On Nov. 15, 2012, the United States Federal Trade Commission (FTC) issued a consent order that effectively completed the review of the Hertz acquisition of Dollar Thrifty Automotive Group Inc. by the FTC. Hertz then announced Nov. 20 that it has completed its acquisition of Dollar Thrifty.
FSNA’s successful completion of the acquisition of the assets was subject to the completion of the Hertz acquisition of Dollar Thrifty.
Details Regarding Amendments to the Transaction
On Aug. 28, 2012, FSNA announced that, upon completion of the acquisition, the company would operate Advantage from 62 rental locations servicing airports across the United States. As a result of the FTC consent order, Hertz will be required to provide the company, or another FTC-approved buyer, with the right to operate on-airport concessions at an additional 13 airports.
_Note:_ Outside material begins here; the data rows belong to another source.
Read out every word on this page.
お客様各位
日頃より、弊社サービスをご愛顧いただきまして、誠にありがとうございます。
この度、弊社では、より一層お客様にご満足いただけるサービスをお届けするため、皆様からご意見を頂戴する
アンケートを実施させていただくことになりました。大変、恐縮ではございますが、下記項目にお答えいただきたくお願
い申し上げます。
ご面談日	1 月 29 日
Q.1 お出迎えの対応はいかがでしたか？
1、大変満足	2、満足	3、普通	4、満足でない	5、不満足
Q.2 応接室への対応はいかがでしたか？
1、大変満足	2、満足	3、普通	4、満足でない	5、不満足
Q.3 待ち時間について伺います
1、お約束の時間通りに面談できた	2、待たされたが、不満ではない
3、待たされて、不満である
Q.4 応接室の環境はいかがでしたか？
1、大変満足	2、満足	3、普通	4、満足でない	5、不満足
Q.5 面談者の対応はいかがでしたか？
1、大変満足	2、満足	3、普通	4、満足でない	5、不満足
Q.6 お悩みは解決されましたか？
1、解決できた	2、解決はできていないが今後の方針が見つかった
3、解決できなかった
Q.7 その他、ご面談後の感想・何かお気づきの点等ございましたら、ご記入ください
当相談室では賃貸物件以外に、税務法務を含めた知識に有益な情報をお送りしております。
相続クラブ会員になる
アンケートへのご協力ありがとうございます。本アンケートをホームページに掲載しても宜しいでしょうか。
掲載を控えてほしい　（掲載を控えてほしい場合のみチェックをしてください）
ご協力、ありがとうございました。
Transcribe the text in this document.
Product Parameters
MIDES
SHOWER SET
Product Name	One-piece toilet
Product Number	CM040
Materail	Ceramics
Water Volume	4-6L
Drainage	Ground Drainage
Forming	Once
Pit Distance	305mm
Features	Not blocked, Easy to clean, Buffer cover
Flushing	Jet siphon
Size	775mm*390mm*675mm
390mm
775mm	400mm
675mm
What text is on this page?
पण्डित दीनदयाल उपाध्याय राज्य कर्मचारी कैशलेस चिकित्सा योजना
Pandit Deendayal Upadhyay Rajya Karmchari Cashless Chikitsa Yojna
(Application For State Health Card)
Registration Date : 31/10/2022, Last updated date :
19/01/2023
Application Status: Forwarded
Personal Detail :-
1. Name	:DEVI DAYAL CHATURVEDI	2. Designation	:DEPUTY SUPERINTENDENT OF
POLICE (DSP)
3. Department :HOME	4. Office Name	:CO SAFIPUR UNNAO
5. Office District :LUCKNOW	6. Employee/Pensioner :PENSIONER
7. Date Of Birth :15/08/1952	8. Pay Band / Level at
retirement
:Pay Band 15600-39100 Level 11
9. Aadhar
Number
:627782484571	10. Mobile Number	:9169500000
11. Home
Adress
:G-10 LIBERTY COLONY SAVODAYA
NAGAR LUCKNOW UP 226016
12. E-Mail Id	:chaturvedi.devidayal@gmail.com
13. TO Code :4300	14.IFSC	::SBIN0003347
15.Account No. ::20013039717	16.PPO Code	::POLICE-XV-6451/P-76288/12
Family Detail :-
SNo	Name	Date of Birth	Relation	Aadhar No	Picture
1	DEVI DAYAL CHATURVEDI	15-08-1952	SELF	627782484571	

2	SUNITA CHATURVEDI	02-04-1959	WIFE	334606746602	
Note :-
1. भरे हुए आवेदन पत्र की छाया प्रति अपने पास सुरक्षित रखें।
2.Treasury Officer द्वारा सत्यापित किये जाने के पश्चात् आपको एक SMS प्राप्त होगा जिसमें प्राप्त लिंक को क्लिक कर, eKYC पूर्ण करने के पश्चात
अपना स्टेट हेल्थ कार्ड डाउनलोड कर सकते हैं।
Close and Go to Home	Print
As Advantage already operates off-airport locations servicing three of these airports, if FSNA is the buyer of these additional locations, it will result in a net increase of 10 new locations for the company. As a result, the company may acquire up to 72 rental locations in new markets in the United States.
The acquisition will proceed by way of the previously announced merger between wholly-owned subsidiaries of the company and Macquarie Capital. Macquarie Capital, through a wholly-owned subsidiary, has entered into a purchase agreement with Hertz for the acquisition of the assets.
Closing of the acquisition of Advantage by a subsidiary of Macquarie Capital is now scheduled to take place on Dec. 12, 2012, with the closings of the remaining assets to occur in 2013.
The acquisition and merger is expected to close in the first quarter of 2013.